In pieno agosto scattano senso unico alternato e divieto di sosta su 23 arterie L’opposizione attacca: provvedimento pazzesco, così si penalizza il turismo

VASTO. Senso unico alternato e divieto di sosta in 23 strade cittadine, tra cui le centralissime arterie di corso Garibaldi, corso Mazzini e via Ciccarone, che si trasformano in cantieri nel periodo di maggiore affluenza dei turisti. Fa discutere la decisione del Comune di autorizzare, in pieno Ferragosto, gli scavi della fibra ottica da parte della ditta Open Fiber spa. Per quindici giorni, da venerdì scorso e fino al 22 agosto, è scattata una nuova regolamentazione del traffico in corso Mazzini, via Pitagora,via Carlo Della Penna, via Santa Cecilia, via Della Libertà, via San Giovanni Bosco, via San Camillo De Lellis, via Ciccarone, via Crispi, corso Garibaldi, via dei Conti Ricci, via Taranto, via Palermo, via Brindisi,via Michetti, via Janni, via Alfieri, via Pantini, via San Rocco, via Suriani, via Naumachia, via Machiavelli e via Astilia. A disporre l’istituzione del senso unico alternato e il divieto di sosta con rimozione forzata in entrambi i lati, è una ordinanza del comandante della polizia municipale, Giuseppe Del Moro.

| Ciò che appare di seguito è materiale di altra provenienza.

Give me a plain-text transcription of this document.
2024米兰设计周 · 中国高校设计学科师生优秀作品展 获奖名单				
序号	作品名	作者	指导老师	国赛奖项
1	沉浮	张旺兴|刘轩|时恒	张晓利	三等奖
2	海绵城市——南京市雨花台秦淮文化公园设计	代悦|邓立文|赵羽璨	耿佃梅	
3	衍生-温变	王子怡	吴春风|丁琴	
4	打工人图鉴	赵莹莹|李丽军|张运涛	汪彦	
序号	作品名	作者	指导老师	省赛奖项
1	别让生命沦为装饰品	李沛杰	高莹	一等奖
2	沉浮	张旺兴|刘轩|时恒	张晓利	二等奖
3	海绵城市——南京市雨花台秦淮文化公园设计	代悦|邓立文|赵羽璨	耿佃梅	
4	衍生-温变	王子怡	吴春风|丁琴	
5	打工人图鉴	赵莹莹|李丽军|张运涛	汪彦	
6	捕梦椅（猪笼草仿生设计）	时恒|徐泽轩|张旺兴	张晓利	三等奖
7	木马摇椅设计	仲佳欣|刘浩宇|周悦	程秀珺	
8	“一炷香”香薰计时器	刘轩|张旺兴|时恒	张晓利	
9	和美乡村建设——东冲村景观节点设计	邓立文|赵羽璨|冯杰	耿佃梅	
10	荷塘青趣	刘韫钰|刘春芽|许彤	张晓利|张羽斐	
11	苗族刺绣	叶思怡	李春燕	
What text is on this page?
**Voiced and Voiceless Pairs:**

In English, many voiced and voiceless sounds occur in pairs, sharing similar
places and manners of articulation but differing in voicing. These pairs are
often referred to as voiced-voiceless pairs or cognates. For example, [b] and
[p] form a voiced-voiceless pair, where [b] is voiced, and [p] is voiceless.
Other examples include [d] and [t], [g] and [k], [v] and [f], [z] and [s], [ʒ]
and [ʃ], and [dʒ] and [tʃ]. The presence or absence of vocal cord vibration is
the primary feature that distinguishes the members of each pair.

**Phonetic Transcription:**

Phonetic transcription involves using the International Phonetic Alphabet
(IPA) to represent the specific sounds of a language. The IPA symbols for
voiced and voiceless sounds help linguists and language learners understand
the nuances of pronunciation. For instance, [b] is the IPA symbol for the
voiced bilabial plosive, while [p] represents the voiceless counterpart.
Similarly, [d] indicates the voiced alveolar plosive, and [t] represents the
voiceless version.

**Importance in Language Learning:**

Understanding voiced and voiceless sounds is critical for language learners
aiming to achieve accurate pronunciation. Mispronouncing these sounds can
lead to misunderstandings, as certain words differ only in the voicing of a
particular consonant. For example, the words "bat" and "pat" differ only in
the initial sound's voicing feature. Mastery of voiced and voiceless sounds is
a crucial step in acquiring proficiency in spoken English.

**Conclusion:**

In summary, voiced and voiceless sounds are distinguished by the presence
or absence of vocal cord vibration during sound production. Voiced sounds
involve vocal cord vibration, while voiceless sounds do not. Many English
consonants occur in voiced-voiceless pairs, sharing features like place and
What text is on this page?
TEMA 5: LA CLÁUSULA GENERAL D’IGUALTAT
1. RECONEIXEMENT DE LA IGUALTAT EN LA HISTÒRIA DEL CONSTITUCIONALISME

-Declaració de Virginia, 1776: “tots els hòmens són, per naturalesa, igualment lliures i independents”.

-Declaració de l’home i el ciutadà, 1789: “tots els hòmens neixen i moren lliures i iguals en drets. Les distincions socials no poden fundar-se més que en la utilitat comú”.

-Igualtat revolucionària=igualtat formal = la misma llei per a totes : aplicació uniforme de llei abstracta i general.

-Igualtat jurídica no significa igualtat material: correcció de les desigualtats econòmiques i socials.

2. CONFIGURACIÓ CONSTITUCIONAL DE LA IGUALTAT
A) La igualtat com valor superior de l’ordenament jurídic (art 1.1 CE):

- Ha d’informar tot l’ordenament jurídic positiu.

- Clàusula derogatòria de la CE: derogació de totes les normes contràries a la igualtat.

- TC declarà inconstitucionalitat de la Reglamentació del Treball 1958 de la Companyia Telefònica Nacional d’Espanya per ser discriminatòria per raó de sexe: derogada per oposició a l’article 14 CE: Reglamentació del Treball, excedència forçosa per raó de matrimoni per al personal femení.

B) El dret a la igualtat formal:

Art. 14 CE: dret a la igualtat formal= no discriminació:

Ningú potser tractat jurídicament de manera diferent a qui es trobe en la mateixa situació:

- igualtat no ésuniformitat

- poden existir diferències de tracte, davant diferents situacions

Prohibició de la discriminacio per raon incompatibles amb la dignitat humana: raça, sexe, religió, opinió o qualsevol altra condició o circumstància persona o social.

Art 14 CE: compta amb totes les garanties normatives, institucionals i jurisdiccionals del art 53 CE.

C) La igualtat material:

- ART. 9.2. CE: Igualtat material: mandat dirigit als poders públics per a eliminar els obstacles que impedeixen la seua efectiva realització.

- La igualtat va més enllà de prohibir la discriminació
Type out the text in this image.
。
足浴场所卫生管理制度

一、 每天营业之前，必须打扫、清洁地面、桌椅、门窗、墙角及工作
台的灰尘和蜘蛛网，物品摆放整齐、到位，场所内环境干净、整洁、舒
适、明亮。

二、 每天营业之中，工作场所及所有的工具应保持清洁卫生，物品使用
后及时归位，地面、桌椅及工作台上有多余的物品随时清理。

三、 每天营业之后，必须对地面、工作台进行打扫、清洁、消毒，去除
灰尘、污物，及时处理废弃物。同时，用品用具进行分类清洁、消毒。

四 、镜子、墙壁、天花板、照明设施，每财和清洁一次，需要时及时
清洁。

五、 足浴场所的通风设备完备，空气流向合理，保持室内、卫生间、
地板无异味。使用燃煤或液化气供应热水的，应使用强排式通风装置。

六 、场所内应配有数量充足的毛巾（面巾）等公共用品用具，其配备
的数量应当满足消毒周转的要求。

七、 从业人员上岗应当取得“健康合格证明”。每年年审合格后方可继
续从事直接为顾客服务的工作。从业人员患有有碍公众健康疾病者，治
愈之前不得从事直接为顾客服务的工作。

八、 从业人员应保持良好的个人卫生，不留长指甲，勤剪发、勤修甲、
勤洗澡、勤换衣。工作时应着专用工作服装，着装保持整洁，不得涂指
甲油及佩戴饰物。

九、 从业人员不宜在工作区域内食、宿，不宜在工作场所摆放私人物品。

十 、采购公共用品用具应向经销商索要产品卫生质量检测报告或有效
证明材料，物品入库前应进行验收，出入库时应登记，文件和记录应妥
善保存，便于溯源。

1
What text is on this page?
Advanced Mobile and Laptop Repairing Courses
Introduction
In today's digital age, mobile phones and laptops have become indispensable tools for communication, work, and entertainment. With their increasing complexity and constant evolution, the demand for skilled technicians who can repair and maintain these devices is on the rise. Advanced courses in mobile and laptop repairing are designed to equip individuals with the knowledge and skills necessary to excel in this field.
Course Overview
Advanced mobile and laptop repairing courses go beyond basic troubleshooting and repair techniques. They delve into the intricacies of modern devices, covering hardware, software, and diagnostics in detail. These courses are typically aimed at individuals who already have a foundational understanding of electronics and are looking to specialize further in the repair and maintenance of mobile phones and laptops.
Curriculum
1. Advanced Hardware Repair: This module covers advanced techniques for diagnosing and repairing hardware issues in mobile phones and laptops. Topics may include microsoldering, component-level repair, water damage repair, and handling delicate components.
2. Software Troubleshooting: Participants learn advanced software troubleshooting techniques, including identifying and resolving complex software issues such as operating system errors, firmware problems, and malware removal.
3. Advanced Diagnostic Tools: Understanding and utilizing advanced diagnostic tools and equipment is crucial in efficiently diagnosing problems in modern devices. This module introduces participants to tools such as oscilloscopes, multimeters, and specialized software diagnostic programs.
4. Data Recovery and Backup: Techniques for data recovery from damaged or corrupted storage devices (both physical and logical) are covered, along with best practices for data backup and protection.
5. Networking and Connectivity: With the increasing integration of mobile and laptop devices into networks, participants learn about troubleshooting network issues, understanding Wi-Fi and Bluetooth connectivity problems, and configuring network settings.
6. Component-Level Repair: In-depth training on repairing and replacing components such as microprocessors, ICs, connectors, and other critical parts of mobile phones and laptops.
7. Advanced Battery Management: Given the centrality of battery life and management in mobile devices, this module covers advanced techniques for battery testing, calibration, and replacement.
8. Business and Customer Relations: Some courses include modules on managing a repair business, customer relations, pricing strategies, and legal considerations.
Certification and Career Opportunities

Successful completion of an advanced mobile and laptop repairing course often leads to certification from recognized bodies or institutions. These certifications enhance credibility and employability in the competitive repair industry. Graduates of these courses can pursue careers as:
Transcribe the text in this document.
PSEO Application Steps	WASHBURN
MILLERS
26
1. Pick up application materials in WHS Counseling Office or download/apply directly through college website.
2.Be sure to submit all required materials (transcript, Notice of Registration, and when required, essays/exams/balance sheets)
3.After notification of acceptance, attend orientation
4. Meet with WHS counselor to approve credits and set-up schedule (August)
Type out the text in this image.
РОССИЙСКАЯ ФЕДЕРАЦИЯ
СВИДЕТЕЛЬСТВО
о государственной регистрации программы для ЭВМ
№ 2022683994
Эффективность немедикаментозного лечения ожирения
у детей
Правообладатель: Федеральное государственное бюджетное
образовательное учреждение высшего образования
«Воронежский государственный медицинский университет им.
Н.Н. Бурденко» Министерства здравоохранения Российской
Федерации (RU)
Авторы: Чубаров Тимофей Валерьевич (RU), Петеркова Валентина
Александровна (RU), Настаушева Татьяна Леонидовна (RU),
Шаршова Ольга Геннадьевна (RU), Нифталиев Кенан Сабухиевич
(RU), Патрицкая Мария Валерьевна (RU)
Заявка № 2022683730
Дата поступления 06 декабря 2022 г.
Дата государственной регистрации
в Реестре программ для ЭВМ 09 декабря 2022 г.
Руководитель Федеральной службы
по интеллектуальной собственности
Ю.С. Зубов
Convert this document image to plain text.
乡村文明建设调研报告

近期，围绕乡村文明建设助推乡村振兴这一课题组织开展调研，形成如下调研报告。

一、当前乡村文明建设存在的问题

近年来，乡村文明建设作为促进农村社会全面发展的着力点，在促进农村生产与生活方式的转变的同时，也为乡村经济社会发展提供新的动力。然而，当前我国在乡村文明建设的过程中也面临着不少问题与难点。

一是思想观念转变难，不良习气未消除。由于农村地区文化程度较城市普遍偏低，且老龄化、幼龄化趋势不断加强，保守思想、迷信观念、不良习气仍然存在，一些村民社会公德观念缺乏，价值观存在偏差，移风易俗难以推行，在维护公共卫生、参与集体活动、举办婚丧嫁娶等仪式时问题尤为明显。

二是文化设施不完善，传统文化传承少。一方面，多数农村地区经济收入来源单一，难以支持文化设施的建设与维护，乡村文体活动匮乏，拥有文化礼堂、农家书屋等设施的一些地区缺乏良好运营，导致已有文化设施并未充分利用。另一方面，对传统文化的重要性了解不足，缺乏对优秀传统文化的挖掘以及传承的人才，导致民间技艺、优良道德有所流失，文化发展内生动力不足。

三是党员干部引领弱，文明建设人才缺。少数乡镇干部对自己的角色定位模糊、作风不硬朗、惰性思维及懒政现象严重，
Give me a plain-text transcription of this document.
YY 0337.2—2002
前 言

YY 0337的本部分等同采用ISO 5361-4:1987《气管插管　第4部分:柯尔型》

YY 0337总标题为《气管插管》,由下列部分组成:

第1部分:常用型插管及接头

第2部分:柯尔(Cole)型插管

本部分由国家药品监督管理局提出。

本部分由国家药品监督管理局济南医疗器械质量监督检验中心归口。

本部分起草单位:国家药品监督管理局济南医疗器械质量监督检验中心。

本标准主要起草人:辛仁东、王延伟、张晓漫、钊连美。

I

Commercianti e residenti sono sul piede di guerra e alle loro critiche si aggiungono quelle delle minoranze. Vincenzo Suriani e Francesco Prospero di Fratelli d’Italia, bollano come «folle e incomprensibile» la decisione di bloccare le strade durante il periodo di Ferragosto: «Non si capisce proprio come sia anche solo mentalmente possibile concepire il rallentamento di tutta la circolazione stradale nelle principali strade di Vasto, per quindici giorni, ad agosto, con la città piena di turisti e residenti», affermano i due consiglieri, «altrettanto pazzesca è la istituzione di divieti di sosta temporanei lungo le 23 strade, spesso su entrambi i lati della carreggiata. Ci chiediamo dove vivano il sindaco Francesco Menna e i suoi assessori, che provano a fare collassare la sosta e la viabilità urbana in pieno agosto, per eseguire dei lavori sulla fibra ottica che in tutto il mondo dovrebbero essere programmati e a Vasto, invece, vengono annunciati dalla mattina alla sera, senza nemmeno poche ore di preavviso. Le conseguenze della sciagurata improvvisazione potrebbero essere devastanti per commercianti e turisti, in una estate già fortemente condizionata dall’emergenza Covid», concludono Suriani e Prospero che confidano in un rinvio dei lavori a settembre.